Reflecting a complete correlation with this finding was the response to our question about the area likely to see the greatest increase in innovation investment. Investment in channel innovation and customer experience emerged as two of the top three areas, while ‘technology enhancement’ bagged the top spot for increased innovation investment.
Next, we asked banks and financial service providers the technology they perceive to have the maximum impact on the future of innovation in banking in 2019. Against the backdrop of the much talked about regulations such as Open Banking in Europe, PSD2 in the UK, and similar initiatives in other parts of the world, API topped the list of technologies with the greatest potential to impact banking. Advanced Analytics / AI / Machine Learning came a close second. Consistent with the findings from last year, blockchain continued to drop in this ranking. We reckon that this is largely a result of the technology reaching a plateau when it comes to its perceived potential to disrupt, thanks to the myriad blockchain pilots and successful implementations at all leading and progressive banks. Blockchain seems to have transcended the initial stage of speculation well into stable and progressive adoption.

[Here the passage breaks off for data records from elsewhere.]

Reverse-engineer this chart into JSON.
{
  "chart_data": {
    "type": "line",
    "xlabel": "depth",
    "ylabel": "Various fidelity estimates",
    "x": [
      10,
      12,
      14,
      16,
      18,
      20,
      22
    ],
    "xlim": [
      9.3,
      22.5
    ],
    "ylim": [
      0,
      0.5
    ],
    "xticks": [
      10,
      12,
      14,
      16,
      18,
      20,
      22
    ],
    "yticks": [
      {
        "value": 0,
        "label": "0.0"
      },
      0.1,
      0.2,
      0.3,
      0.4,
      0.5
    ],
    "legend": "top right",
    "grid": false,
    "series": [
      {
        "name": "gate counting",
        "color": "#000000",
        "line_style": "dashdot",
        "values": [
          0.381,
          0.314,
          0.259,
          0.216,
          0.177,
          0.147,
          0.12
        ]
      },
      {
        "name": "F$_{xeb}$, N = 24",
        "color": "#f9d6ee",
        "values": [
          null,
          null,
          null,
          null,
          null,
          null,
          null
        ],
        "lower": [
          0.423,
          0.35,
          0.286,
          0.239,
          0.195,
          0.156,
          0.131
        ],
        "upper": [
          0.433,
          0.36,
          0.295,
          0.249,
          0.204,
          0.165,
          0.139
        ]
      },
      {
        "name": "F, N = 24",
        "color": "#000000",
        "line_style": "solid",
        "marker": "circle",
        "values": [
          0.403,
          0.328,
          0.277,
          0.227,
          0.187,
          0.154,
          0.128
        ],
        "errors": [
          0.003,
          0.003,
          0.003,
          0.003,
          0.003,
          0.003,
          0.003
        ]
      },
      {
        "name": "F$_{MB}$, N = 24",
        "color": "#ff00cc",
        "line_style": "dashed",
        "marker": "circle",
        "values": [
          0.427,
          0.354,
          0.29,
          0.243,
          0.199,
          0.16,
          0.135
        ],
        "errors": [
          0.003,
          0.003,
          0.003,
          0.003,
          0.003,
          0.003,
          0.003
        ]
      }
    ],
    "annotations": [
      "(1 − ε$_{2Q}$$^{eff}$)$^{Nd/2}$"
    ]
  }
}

Open Banking APIs did not only emerge as the top technology of impact over the next year, but also the technology banks and financial service institutions assess themselves to be in the best position to take advantage of. When asked about their level of readiness to use emerging technologies for desired business outcomes, our respondents rated open APIs, conversational interfaces, cloud processing and mobility/wearables the highest. These areas were closely followed by advanced analytics / AI and machine learning. However, the ability of banks to harness the potential of these technologies also depends on their use of APIs for communication and facilitation of information exchange.
While we clearly stated the impact of digital technologies and open banking on the competitive structure of the industry in our report last year, the survey did not delve deep into bankers’ view of the primary business model for banking. Given the pace of change and competition in the industry, this year we asked the survey respondents about how banks are most likely to evolve in structure and business model by the year 2022. The response is a strong reinforcement of Infosys Finacle’s point of view that most banks will transition from a full-stack provider of services to a marketplace model, become a manufacturer bank that leans on distribution by other players, or be a distributor of services from various providers.

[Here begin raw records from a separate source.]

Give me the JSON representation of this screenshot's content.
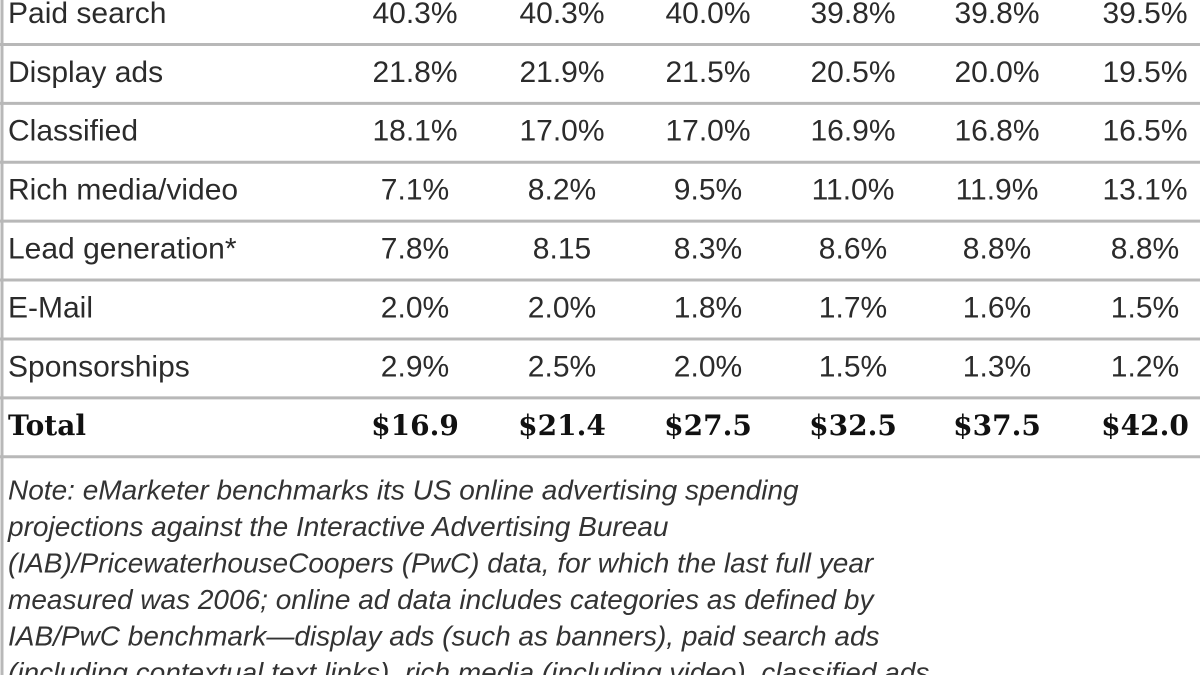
{
  "table": {
    "rows": [
      [
        "Paid search",
        "40.3%",
        "40.3%",
        "40.0%",
        "39.8%",
        "39.8%",
        "39.5%"
      ],
      [
        "Display ads",
        "21.8%",
        "21.9%",
        "21.5%",
        "20.5%",
        "20.0%",
        "19.5%"
      ],
      [
        "Classified",
        "18.1%",
        "17.0%",
        "17.0%",
        "16.9%",
        "16.8%",
        "16.5%"
      ],
      [
        "Rich media/video",
        "7.1%",
        "8.2%",
        "9.5%",
        "11.0%",
        "11.9%",
        "13.1%"
      ],
      [
        "Lead generation*",
        "7.8%",
        "8.15",
        "8.3%",
        "8.6%",
        "8.8%",
        "8.8%"
      ],
      [
        "E-Mail",
        "2.0%",
        "2.0%",
        "1.8%",
        "1.7%",
        "1.6%",
        "1.5%"
      ],
      [
        "Sponsorships",
        "2.9%",
        "2.5%",
        "2.0%",
        "1.5%",
        "1.3%",
        "1.2%"
      ]
    ],
    "total": [
      "Total",
      "$16.9",
      "$21.4",
      "$27.5",
      "$32.5",
      "$37.5",
      "$42.0"
    ]
  },
  "note": [
    "Note: eMarketer benchmarks its US online advertising spending",
    "projections against the Interactive Advertising Bureau",
    "(IAB)/PricewaterhouseCoopers (PwC) data, for which the last full year",
    "measured was 2006; online ad data includes categories as defined by",
    "IAB/PwC benchmark—display ads (such as banners), paid search ads",
    "(including contextual text links), rich media (including video), classified ads"
  ]
}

In our research last year and this year, we interviewed a few banking leaders and also sought responses from survey participants about the biggest challenges they face in the innovation process. Apart from legacy technology estates that continue to be a barrier to innovation this year, enforcing a company-wide customer-centric culture and finding the right talent also figured high on the list of challenges in 2017 and 2018. In this year’s research we enquired the respondents about their talent sourcing strategies for the next three years. Banks are likely to adopt a hybrid sourcing strategy which includes traditional hiring of new employees, recruiting part-time employees, retraining current employees, even buying outside organizations for access to specialized talent pool, and partnering with outside organizations. Partnering with outside employees was a key focus area for a majority of respondent organizations. Furthermore, organizations will focus on reskilling and retraining existing employees to take up higher value tasks as they work on improving margins with digitization for repetitive tasks.